Historically, the Hindus of Punjab followed mainly a Brahminical form of Hinduism. The Prahladpuri Temple in Multan is believed to be constructed by Prahlada in honor of Narasimha. Most of the Hindus in Punjab once also had also influence of Sikhism on their culture and lifestyle. Nanakpanthis are the Hindus who follows the teaching of Sikh guru, Guru Nanak.

=== Colonial era ===
By the early 20th century, Western Punjab (present-day Punjab, Pakistan) had a Punjabi Muslim majority population (primarily supporting the Muslim League and Pakistan Movement) but also included significant Punjabi Hindu and Punjabi Sikh minority populations.
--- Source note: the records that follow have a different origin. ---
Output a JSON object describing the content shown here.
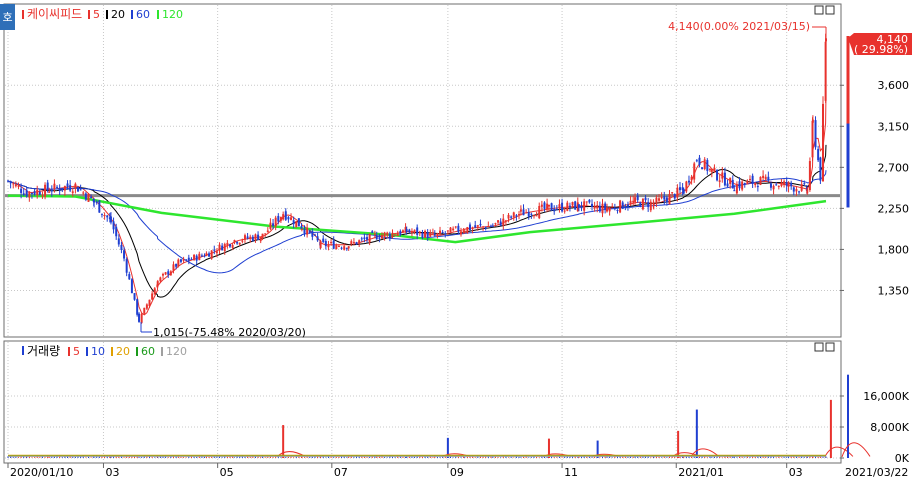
{
  "window": {
    "corner_label": "호"
  },
  "price_panel": {
    "stock_name": "케이씨피드",
    "ma_labels": [
      "5",
      "20",
      "60",
      "120"
    ],
    "y_ticks": [
      "3,600",
      "3,150",
      "2,700",
      "2,250",
      "1,800",
      "1,350"
    ],
    "current_price_label": "4,140",
    "current_change_label": "( 29.98%)",
    "high_annotation": "4,140(0.00% 2021/03/15)",
    "low_annotation": "1,015(-75.48% 2020/03/20)"
  },
  "volume_panel": {
    "title": "거래량",
    "ma_labels": [
      "5",
      "10",
      "20",
      "60",
      "120"
    ],
    "y_ticks": [
      "16,000K",
      "8,000K",
      "0K"
    ]
  },
  "x_axis": {
    "labels": [
      "2020/01/10",
      "03",
      "05",
      "07",
      "09",
      "11",
      "2021/01",
      "03"
    ],
    "end_label": "2021/03/22"
  },
  "colors": {
    "up": "#e8322d",
    "down": "#1f3fd1",
    "ma5": "#e8322d",
    "ma20": "#000000",
    "ma60": "#1f3fd1",
    "ma120": "#2ee62e",
    "ma10": "#1f3fd1",
    "ma20_vol": "#e0a000",
    "ma60_vol": "#1a9a1a",
    "ma120_vol": "#a0a0a0",
    "level_line": "#8a8a8a",
    "grid": "#c8c8c8"
  },
  "chart_data": {
    "type": "candlestick",
    "title": "케이씨피드",
    "ylim": [
      900,
      4250
    ],
    "y_ticks": [
      1350,
      1800,
      2250,
      2700,
      3150,
      3600
    ],
    "horizontal_level": 2390,
    "high": {
      "value": 4140,
      "change_pct": 0.0,
      "date": "2021/03/15"
    },
    "low": {
      "value": 1015,
      "change_pct": -75.48,
      "date": "2020/03/20"
    },
    "last": {
      "value": 4140,
      "change_pct": 29.98,
      "date": "2021/03/22"
    },
    "price_path": [
      {
        "date": "2020/01/10",
        "close": 2550
      },
      {
        "date": "2020/01/20",
        "close": 2420
      },
      {
        "date": "2020/02/01",
        "close": 2460
      },
      {
        "date": "2020/02/15",
        "close": 2500
      },
      {
        "date": "2020/02/25",
        "close": 2320
      },
      {
        "date": "2020/03/05",
        "close": 2100
      },
      {
        "date": "2020/03/12",
        "close": 1700
      },
      {
        "date": "2020/03/20",
        "close": 1015
      },
      {
        "date": "2020/03/30",
        "close": 1450
      },
      {
        "date": "2020/04/10",
        "close": 1650
      },
      {
        "date": "2020/04/25",
        "close": 1750
      },
      {
        "date": "2020/05/10",
        "close": 1900
      },
      {
        "date": "2020/05/25",
        "close": 1950
      },
      {
        "date": "2020/06/05",
        "close": 2200
      },
      {
        "date": "2020/06/15",
        "close": 2050
      },
      {
        "date": "2020/06/25",
        "close": 1850
      },
      {
        "date": "2020/07/10",
        "close": 1850
      },
      {
        "date": "2020/07/25",
        "close": 1950
      },
      {
        "date": "2020/08/10",
        "close": 2000
      },
      {
        "date": "2020/08/25",
        "close": 1950
      },
      {
        "date": "2020/09/10",
        "close": 2030
      },
      {
        "date": "2020/09/25",
        "close": 2060
      },
      {
        "date": "2020/10/10",
        "close": 2200
      },
      {
        "date": "2020/10/25",
        "close": 2250
      },
      {
        "date": "2020/11/10",
        "close": 2280
      },
      {
        "date": "2020/11/25",
        "close": 2250
      },
      {
        "date": "2020/12/10",
        "close": 2320
      },
      {
        "date": "2020/12/20",
        "close": 2300
      },
      {
        "date": "2021/01/05",
        "close": 2450
      },
      {
        "date": "2021/01/12",
        "close": 2800
      },
      {
        "date": "2021/01/20",
        "close": 2650
      },
      {
        "date": "2021/02/01",
        "close": 2500
      },
      {
        "date": "2021/02/15",
        "close": 2550
      },
      {
        "date": "2021/03/02",
        "close": 2500
      },
      {
        "date": "2021/03/12",
        "close": 2450
      },
      {
        "date": "2021/03/15",
        "close": 3180
      },
      {
        "date": "2021/03/19",
        "close": 2600
      },
      {
        "date": "2021/03/22",
        "close": 4140
      }
    ],
    "moving_averages": {
      "ma120": [
        {
          "date": "2020/01/10",
          "value": 2390
        },
        {
          "date": "2020/02/15",
          "value": 2380
        },
        {
          "date": "2020/04/01",
          "value": 2200
        },
        {
          "date": "2020/06/01",
          "value": 2050
        },
        {
          "date": "2020/08/01",
          "value": 1960
        },
        {
          "date": "2020/09/05",
          "value": 1880
        },
        {
          "date": "2020/10/15",
          "value": 1990
        },
        {
          "date": "2020/12/15",
          "value": 2100
        },
        {
          "date": "2021/02/01",
          "value": 2190
        },
        {
          "date": "2021/03/22",
          "value": 2330
        }
      ]
    },
    "volume": {
      "unit": "K",
      "ylim": [
        0,
        22000
      ],
      "y_ticks": [
        0,
        8000,
        16000
      ],
      "spikes": [
        {
          "date": "2020/06/05",
          "value": 8500
        },
        {
          "date": "2020/09/01",
          "value": 5200
        },
        {
          "date": "2020/10/25",
          "value": 5000
        },
        {
          "date": "2020/11/20",
          "value": 4500
        },
        {
          "date": "2021/01/02",
          "value": 7000
        },
        {
          "date": "2021/01/12",
          "value": 12500
        },
        {
          "date": "2021/03/15",
          "value": 15000
        },
        {
          "date": "2021/03/22",
          "value": 21500
        }
      ]
    }
  }
}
According to the 1941 census, Punjabi Hindus constituted approximately 13.7 percent of the population in the region that comprises the contemporary state of Punjab, Pakistan, numbering around 2.4 million persons. Following the partition of Punjab, according to the 1951 census, the Hindu population declined to 33,052 persons or 0.2 percent due to religious cleansing violence alongside large-scale mass migration and population transfer to East Punjab, India and Delhi in the violent events of partition of India.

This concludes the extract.